In 1977, two years after dropping
the Firesign Theatre from the label, Columbia Records attempted to summarize the comedy group's nine-album catalog on the two-LP set
Forward into the Past (An Anthology). With the two-disc
Shoes for Industry! The Best of the Firesign Theatre, which has the advantage of spreading out across two and a half hours, Sony's Legacy reissue division undertakes the same task for the CD era 16 years later. The dilemma faced by compilation producer
Bob Irwin is the same one from 1977, however.
The Firesign Theatre generally conceived its albums as albums, often with continuing themes and repeating bits, so excerpting them on a best-of is not easy.

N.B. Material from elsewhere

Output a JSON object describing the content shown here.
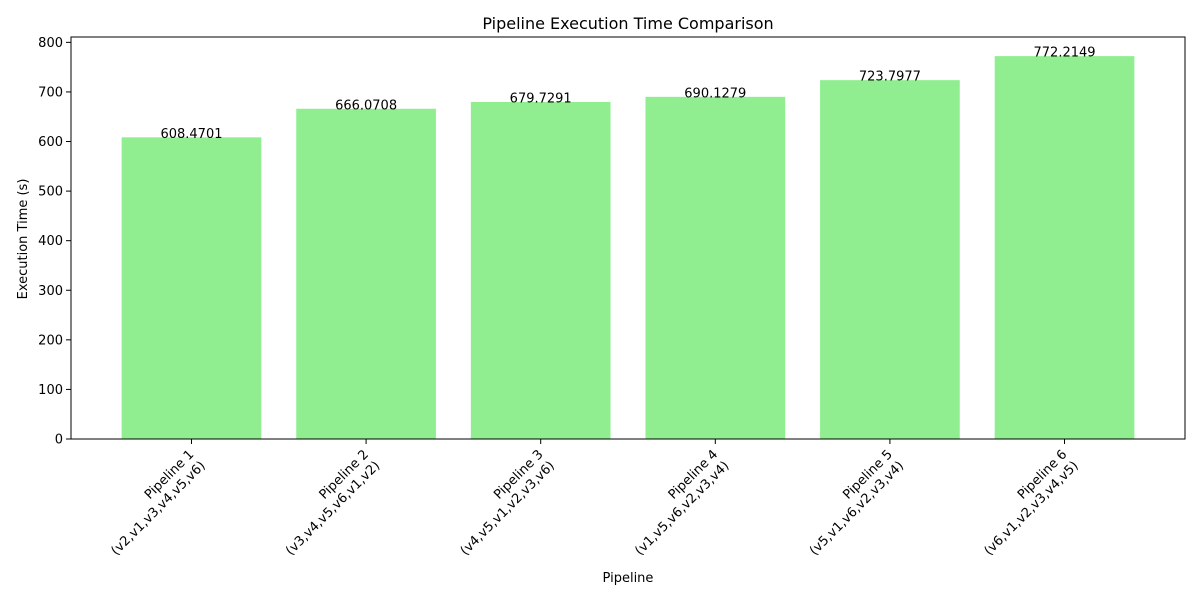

Irwin has the further difficulty that he seems to have been tasked (or to have tasked himself) with pulling at least something not only from each of the group's albums, but also from most of the spinoff LPs. (These include
Philip Proctor and
Peter Bergman's two duo albums
TV or Not TV and
What This Country Needs, as well as
Philip Austin's
Roller Maidens from Outer Space; there is nothing from
David Ossman's
How Time Flys.) In his liner notes,
Steve Simels opines that the recordings went downhill after the third album, 1970's
Don't Crush That Dwarf, Hand Me the Pliers, and quotes the group members in general agreement. Some fans may take issue with that, especially those who made 1971's
I Think We're All Bozos on This Bus Firesign's highest-charting effort. But
Irwin may agree, since he only includes "The Holygram's Song (Back from the Shadows Again)," a brief musical joke, and "The Breaking of the President" from
Bozos, segments that only suggest the overall structure of the disc. Similarly, the one eight-and-a-half-minute piece from the 1973 album
The Tale of the Giant Rat of Sumatra, "Not Quite the Solution He Expected," only hints at the whole. Happily, the CD length allows for the inclusion of the complete 28 minutes of "The Further Adventures of Nick Danger" from the second album, 1969's How Can You Be in Two Places at Once When You're Not Anywhere at All. And fans will appreciate the digital appearances of both sides of the 1969 single "Forward into the Past"/"Station Break." On the whole, though, they may feel that even with two CDs to work with, the job of capturing the magic of
the Firesign Theatre's Columbia years onto one album is too hard. Neophytes probably would be better off starting with 1968's debut album,
Waiting for the Electrician or Someone Like Him, and going on from there.